Paul’s vision on the road to Damascus is one of the most dramatic conversion accounts in Scripture. It is recorded in Acts 9, and retold by Paul in Acts 22 and Acts 26. Saul, as he was then called, was on his way to persecute Christians when suddenly a light from heaven shone around him. Acts 9:4-5 says, “Then he fell to the ground, and heard a voice saying to him, ‘Saul, Saul, why are you persecuting Me?’ And he said, ‘Who are You, Lord?’ Then the Lord said, ‘I am Jesus, whom you are persecuting.’”

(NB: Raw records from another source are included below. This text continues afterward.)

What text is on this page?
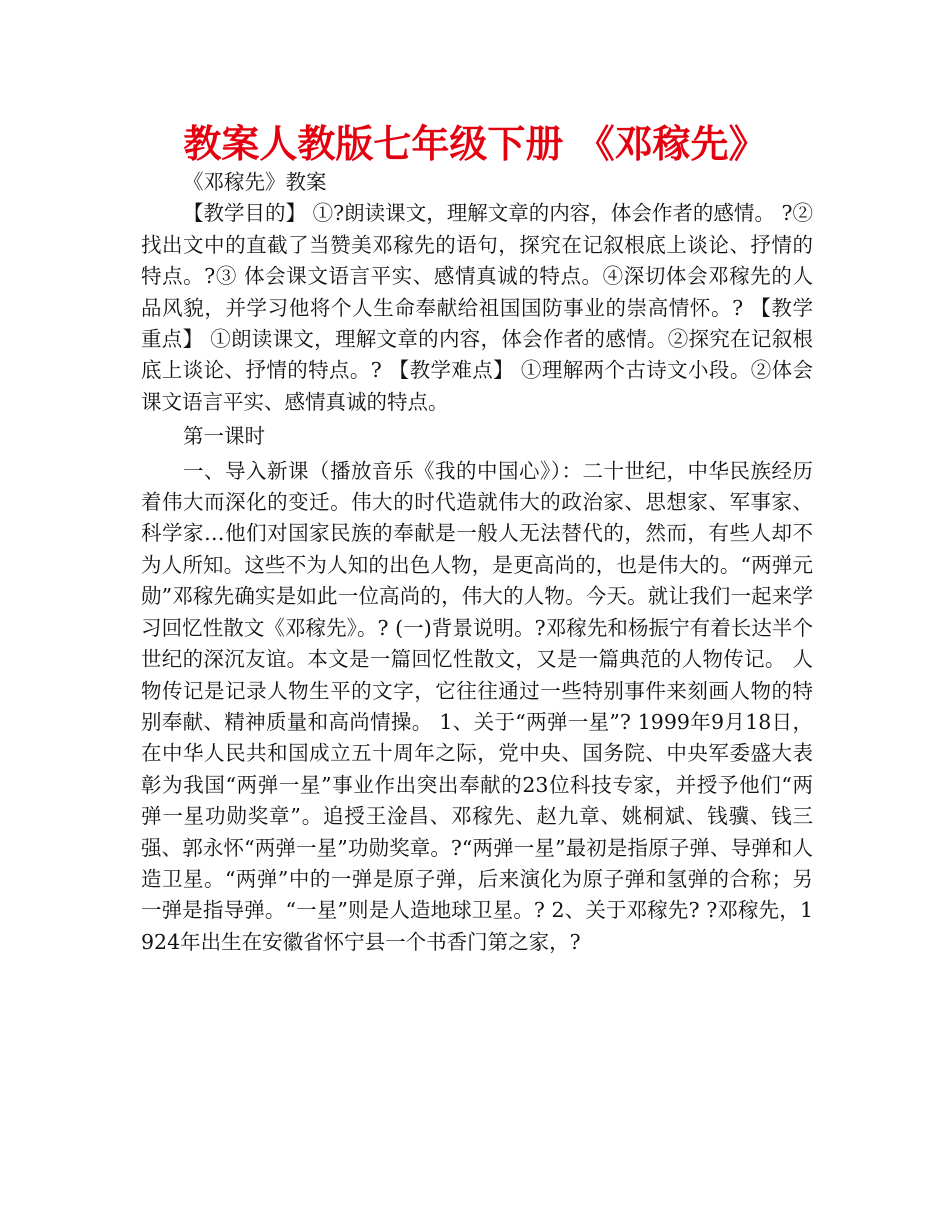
教案人教版七年级下册 《邓稼先》

《邓稼先》教案

【教学目的】 ①?朗读课文，理解文章的内容，体会作者的感情。 ?② 找出文中的直截了当赞美邓稼先的语句，探究在记叙根底上谈论、抒情的特点。?③ 体会课文语言平实、感情真诚的特点。④深切体会邓稼先的人品风貌，并学习他将个人生命奉献给祖国国防事业的崇高情怀。? 【教学重点】 ①朗读课文，理解文章的内容，体会作者的感情。②探究在记叙根底上谈论、抒情的特点。? 【教学难点】 ①理解两个古诗文小段。②体会课文语言平实、感情真诚的特点。

第一课时

一、导入新课（播放音乐《我的中国心》）：二十世纪，中华民族经历着伟大而深化的变迁。伟大的时代造就伟大的政治家、思想家、军事家、科学家…他们对国家民族的奉献是一般人无法替代的，然而，有些人却不为人所知。这些不为人知的出色人物，是更高尚的，也是伟大的。“两弹元勋”邓稼先确实是如此一位高尚的，伟大的人物。今天。就让我们一起来学习回忆性散文《邓稼先》。? (一)背景说明。?邓稼先和杨振宁有着长达半个世纪的深沉友谊。本文是一篇回忆性散文，又是一篇典范的人物传记。 人物传记是记录人物生平的文字，它往往通过一些特别事件来刻画人物的特别奉献、精神质量和高尚情操。 1、关于“两弹一星”? 1999年9月18日，在中华人民共和国成立五十周年之际，党中央、国务院、中央军委盛大表彰为我国“两弹一星”事业作出突出奉献的23位科技专家，并授予他们“两弹一星功勋奖章”。追授王淦昌、邓稼先、赵九章、姚桐斌、钱骥、钱三强、郭永怀“两弹一星”功勋奖章。?“两弹一星”最初是指原子弹、导弹和人造卫星。“两弹”中的一弹是原子弹，后来演化为原子弹和氢弹的合称；另一弹是指导弹。“一星”则是人造地球卫星。? 2、关于邓稼先? ?邓稼先，1924年出生在安徽省怀宁县一个书香门第之家，?
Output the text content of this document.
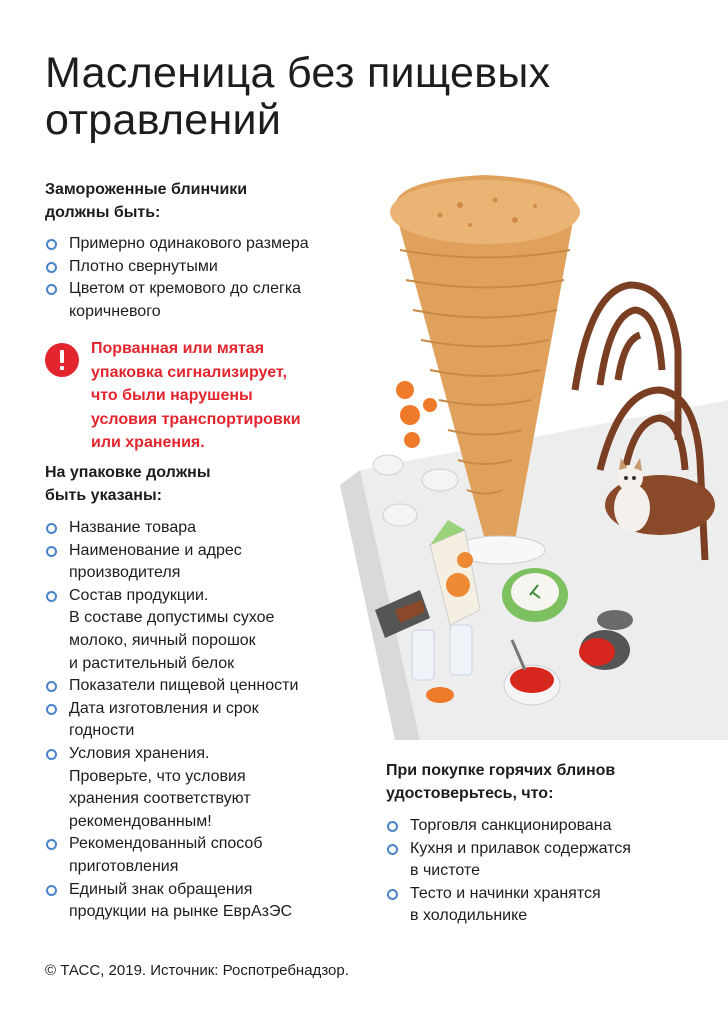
Масленица без пищевых
отравлений
Замороженные блинчики
должны быть:
Примерно одинакового размера
Плотно свернутыми
Цветом от кремового до слегка
коричневого
Порванная или мятая
упаковка сигнализирует,
что были нарушены
условия транспортировки
или хранения.
На упаковке должны
быть указаны:
Название товара
Наименование и адрес
производителя
Состав продукции.
В составе допустимы сухое
молоко, яичный порошок
и растительный белок
Показатели пищевой ценности
Дата изготовления и срок
годности
Условия хранения.
Проверьте, что условия
хранения соответствуют
рекомендованным!
Рекомендованный способ
приготовления
Единый знак обращения
продукции на рынке ЕврАзЭС
При покупке горячих блинов
удостоверьтесь, что:
Торговля санкционирована
Кухня и прилавок содержатся
в чистоте
Тесто и начинки хранятся
в холодильнике
© ТАСС, 2019. Источник: Роспотребнадзор.
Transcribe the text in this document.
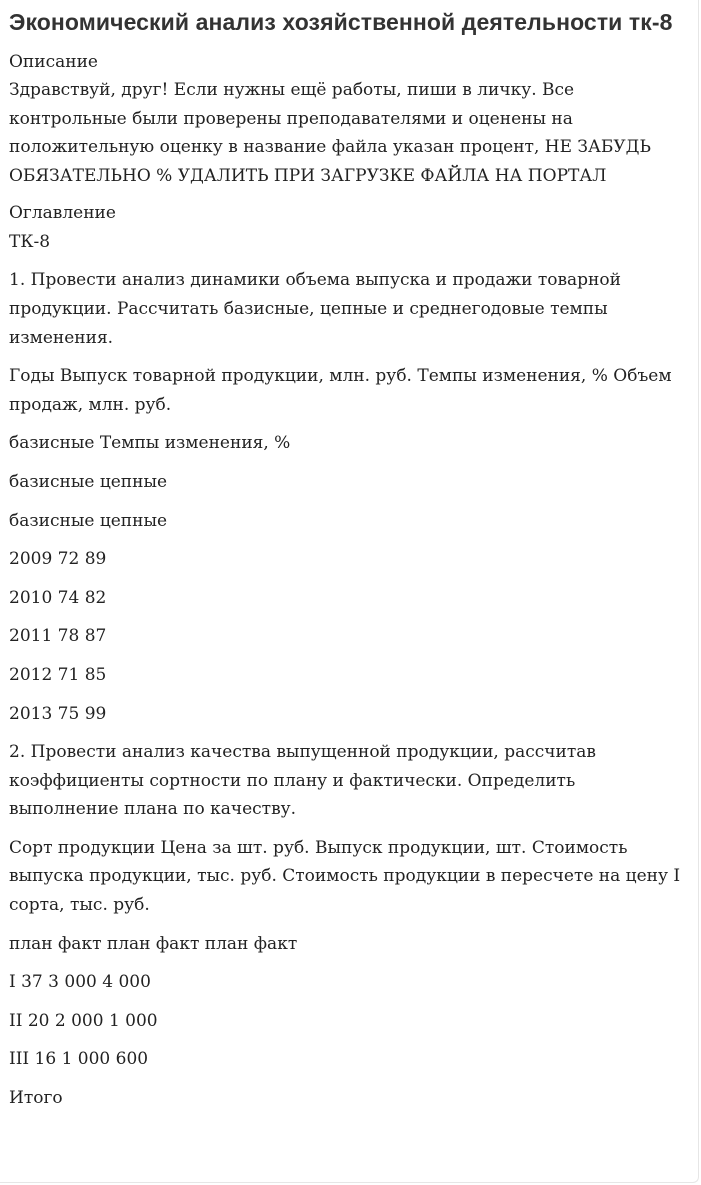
Экономический анализ хозяйственной деятельности тк-8
Описание

Здравствуй, друг! Если нужны ещё работы, пиши в личку. Все контрольные были проверены преподавателями и оценены на положительную оценку в название файла указан процент, НЕ ЗАБУДЬ ОБЯЗАТЕЛЬНО % УДАЛИТЬ ПРИ ЗАГРУЗКЕ ФАЙЛА НА ПОРТАЛ

Оглавление
ТК-8

1. Провести анализ динамики объема выпуска и продажи товарной продукции. Рассчитать базисные, цепные и среднегодовые темпы изменения.

Годы Выпуск товарной продукции, млн. руб. Темпы изменения, % Объем продаж, млн. руб.

базисные Темпы изменения, %

базисные цепные

базисные цепные

2009 72 89

2010 74 82

2011 78 87

2012 71 85

2013 75 99

2. Провести анализ качества выпущенной продукции, рассчитав коэффициенты сортности по плану и фактически. Определить выполнение плана по качеству.

Сорт продукции Цена за шт. руб. Выпуск продукции, шт. Стоимость выпуска продукции, тыс. руб. Стоимость продукции в пересчете на цену I сорта, тыс. руб.

план факт план факт план факт

I 37 3 000 4 000

II 20 2 000 1 000

III 16 1 000 600

Итого
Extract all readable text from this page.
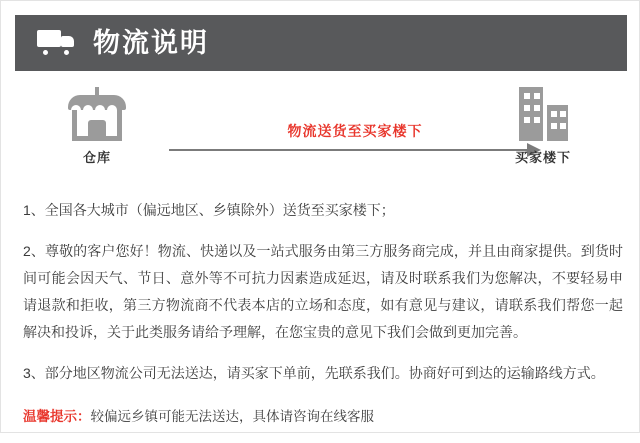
物流说明
仓库
物流送货至买家楼下
买家楼下

1、全国各大城市（偏远地区、乡镇除外）送货至买家楼下；

2、尊敬的客户您好！物流、快递以及一站式服务由第三方服务商完成，并且由商家提供。到货时间可能会因天气、节日、意外等不可抗力因素造成延迟，请及时联系我们为您解决，不要轻易申请退款和拒收，第三方物流商不代表本店的立场和态度，如有意见与建议，请联系我们帮您一起解决和投诉，关于此类服务请给予理解，在您宝贵的意见下我们会做到更加完善。

3、部分地区物流公司无法送达，请买家下单前，先联系我们。协商好可到达的运输路线方式。

温馨提示：较偏远乡镇可能无法送达，具体请咨询在线客服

Blinded by the light, Saul had to be led by hand into Damascus, where he remained three days without sight or food. Meanwhile, the Lord appeared to a disciple named Ananias, commanding him to go to Saul. Ananias was hesitant, but God assured him, saying, “He is a chosen vessel of Mine to bear My name before Gentiles, kings, and the children of Israel” (Acts 9:15).
Ananias obeyed, laid hands on Saul, and he received his sight, was filled with the Holy Spirit, and was baptized (Acts 9:17-18). From that moment forward, Saul became Paul, the apostle to the Gentiles.
This vision not only marked Paul’s conversion, but it revealed the direct authority of Jesus Christ in calling and commissioning him. Paul later affirmed this in Galatians 1:12: “For I neither received it from man, nor was I taught it, but it came through the revelation of Jesus Christ.”
Paul’s encounter with the risen Lord shows that no one is beyond the reach of God’s grace, and that true conversion begins when we see Jesus as Lord and respond in humble obedience.